Dentro de los procesos sicológicos superiores se marcan dos etapas: una rudimentaria y otra superior. Entre estos dos estados existe una diferencia en la conciencia adquirida sobre la posesión de los mismos, la voluntad que pueda aplicarse sobre ellos (autonomía) y como se lleguen a usar los instrumentos de mediación que se han adquirido en fases superiores, haciendo hincapié en el grado de descontextualización (que multiplica sus posibilidades de uso en la resolución de problemas).
Es en este proceso - el del logro de procesos sicológicos superiores avanzados - en donde interviene la escolaridad, sin ella Vigotsky, plantea que es imposible el acceso a esta etapa. Los procesos sicológicos superiores rudimentarios son imprescindibles pero no es espontáneo el acceso a los procesos sicológicos superiores superiores.
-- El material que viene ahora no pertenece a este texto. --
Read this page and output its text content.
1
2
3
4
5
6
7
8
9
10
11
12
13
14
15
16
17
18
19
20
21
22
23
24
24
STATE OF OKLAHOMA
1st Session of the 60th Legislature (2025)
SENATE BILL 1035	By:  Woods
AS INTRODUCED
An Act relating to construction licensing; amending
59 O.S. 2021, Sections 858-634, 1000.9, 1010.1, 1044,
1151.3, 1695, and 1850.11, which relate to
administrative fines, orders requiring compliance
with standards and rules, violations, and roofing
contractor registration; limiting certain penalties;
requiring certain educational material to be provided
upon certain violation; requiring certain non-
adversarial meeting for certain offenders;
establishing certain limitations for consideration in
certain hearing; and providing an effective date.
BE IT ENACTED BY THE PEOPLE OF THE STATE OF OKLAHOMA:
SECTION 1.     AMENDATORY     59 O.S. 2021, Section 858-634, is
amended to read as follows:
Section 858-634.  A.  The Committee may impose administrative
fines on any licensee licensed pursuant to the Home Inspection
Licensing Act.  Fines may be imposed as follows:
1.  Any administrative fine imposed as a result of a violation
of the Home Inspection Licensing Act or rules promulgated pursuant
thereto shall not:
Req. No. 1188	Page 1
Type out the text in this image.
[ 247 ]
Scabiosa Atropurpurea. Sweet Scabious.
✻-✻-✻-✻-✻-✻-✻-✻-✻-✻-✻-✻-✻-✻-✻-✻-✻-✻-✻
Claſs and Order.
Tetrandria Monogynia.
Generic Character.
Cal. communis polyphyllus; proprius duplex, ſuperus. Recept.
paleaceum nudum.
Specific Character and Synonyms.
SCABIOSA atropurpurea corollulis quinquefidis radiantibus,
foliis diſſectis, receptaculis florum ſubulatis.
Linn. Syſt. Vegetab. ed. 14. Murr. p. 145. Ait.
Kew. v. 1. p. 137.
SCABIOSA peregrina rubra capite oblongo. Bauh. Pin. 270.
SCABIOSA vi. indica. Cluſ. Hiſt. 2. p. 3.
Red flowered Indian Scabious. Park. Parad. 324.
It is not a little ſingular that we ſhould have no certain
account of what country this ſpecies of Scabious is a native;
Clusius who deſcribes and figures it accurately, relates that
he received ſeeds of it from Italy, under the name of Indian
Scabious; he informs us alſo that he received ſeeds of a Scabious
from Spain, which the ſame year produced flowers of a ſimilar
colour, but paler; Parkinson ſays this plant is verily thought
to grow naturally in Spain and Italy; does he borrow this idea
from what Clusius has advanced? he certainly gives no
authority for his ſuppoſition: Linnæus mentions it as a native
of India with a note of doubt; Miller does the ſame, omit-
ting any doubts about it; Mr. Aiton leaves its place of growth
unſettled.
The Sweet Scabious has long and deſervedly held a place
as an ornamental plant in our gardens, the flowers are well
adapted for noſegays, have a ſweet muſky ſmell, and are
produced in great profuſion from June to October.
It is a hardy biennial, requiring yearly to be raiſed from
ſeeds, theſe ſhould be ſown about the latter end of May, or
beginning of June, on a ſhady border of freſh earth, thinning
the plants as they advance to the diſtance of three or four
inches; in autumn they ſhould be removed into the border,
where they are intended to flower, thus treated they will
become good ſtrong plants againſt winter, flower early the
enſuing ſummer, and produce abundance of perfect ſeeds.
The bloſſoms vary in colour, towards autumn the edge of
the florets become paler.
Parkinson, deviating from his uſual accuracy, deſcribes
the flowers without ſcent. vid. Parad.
La escolaridad, como proceso de sociabilización específica, es la que permite el acceso al lenguaje escrito y al pensamiento científico.
La escolaridad tiene un carácter cultural y como tal es artificial, o sea histórico como opuesto a natural y se encuentra en un plano diferente al biológico, es un producto de la acción humana conciente que pugna por el creciente dominio de la naturaleza (en el sentido de volcar sus fuerzas armoniosamente a favor de elevar la vida), la cultura (en el sentido de una sociedad no anárquica, evolucionada) y sobre cada individuo (en las posibilidades de libertad individual sin contradicción con el funcionamiento colectivo).
La escolaridad desarrolla herramientas sicológicas - que tienen una naturaleza social - y están dirigidas a gobernar la acción humana, así como la técnica se dirige a gobernar a la naturaleza.
Todo lo expuesto revela un sistema organizado o sea disciplinado, esto es intrínseco a la escolaridad y su inexistencia plantea la no escolaridad.
La función del docente, en el andamiaje educativo, corresponde al sujeto experto o que tiene más experiencia en determinados saberes que impulsa la apropiación, por parte del sujeto menos experto, del saber. Indudablemente, para ello, debe superar el conflicto que se presenta en relación a la propiedad exclusiva de su propio saber, el poder que ello le confiere y la socialización del saber.
La zona de desarrollo próximo, o sea la distancia que existe entre lo que se puede resolver independientemente y lo que requiere del acompañamiento del adulto o de compañeros, es la que permanentemente hay que destruir en el proceso educativo (o sea anularla), para que ambos, experto y menos experto aborden un nuevo desafío.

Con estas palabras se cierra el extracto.